Challenge Overview
We have a couple of projects in process that are producing boundary boxes on a set of images and we need to be able to determine if any of the boxes are overlapping and remove overlapping boundaries boxes if required. Your job in this challenge write a simple script that does the following:
- get the list of images (the distinct list is available in the IMAGE_OCR.NAME field)
- query for the list of phrases/rectangles within each image
- see if any of the rectangles overlap with each other. The coordinates for the bounding boxes/marks are in the IMAGE_OCR_PHRASE.X1, IMAGE_OCR_PHRASE.Y1,IMAGE_OCR_PHRASE.X2,IMAGE_OCR_PHRASE.Y2 fields
- remove overlapping rectangles -- where there is a clash keep the rectangle with the smaller area.
- save the kept records to a new database table - IMAGE_OCR_PHRASE_KEEP. IMAGE_OCR_PHRASE_KEEP should have exactly the same structure as IMAGE_OCR_PHRASE.

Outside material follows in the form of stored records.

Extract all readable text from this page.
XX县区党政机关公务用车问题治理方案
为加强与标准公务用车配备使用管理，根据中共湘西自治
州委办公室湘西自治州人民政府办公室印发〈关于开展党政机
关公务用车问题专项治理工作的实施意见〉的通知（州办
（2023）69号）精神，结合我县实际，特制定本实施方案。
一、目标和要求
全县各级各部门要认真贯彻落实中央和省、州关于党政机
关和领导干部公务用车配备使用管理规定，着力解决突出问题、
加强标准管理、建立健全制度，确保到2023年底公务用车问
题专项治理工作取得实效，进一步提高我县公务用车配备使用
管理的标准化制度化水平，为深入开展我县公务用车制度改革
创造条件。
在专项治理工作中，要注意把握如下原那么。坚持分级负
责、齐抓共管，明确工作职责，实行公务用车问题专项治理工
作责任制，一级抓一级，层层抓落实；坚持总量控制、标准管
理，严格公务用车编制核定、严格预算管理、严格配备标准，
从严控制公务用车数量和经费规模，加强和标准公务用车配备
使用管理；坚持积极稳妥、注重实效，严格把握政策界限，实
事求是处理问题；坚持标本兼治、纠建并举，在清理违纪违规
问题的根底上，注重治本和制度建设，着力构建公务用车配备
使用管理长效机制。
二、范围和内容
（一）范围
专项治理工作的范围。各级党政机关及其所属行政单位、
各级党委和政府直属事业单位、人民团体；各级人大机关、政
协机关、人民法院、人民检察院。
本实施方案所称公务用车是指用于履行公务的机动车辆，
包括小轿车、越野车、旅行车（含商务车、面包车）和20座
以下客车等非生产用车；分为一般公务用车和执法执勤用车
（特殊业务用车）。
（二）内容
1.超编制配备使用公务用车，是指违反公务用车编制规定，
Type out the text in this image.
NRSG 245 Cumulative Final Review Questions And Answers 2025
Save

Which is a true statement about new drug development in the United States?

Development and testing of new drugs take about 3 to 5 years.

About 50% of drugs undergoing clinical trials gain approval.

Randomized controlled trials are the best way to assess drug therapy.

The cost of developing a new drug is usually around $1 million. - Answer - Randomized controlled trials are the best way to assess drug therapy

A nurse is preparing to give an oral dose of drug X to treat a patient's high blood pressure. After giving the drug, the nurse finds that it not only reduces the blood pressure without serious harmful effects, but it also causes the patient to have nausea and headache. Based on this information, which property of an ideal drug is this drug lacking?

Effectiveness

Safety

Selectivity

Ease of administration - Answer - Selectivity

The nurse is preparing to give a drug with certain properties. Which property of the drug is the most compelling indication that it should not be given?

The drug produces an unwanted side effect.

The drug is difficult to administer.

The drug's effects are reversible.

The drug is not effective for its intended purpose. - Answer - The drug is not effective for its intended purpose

- save the reject records to a new database table - IMAGE_OCR_PHRASE_REJECT. IMAGE_OCR_PHRASE_REJECT should have exactly the same structure as IMAGE_OCR_PHRASE.
Final Submission Guidelines
- Python 3 script
- Deployment instructions and required installation modules (pip install ... ) .
- The mysqldump file of your output after running your app including the manual inserted boundary boxes, and the structures and data for the IMAGE_OCR_PHRASE_KEEP and IMAGE_OCR_PHRASE_REJECT tables.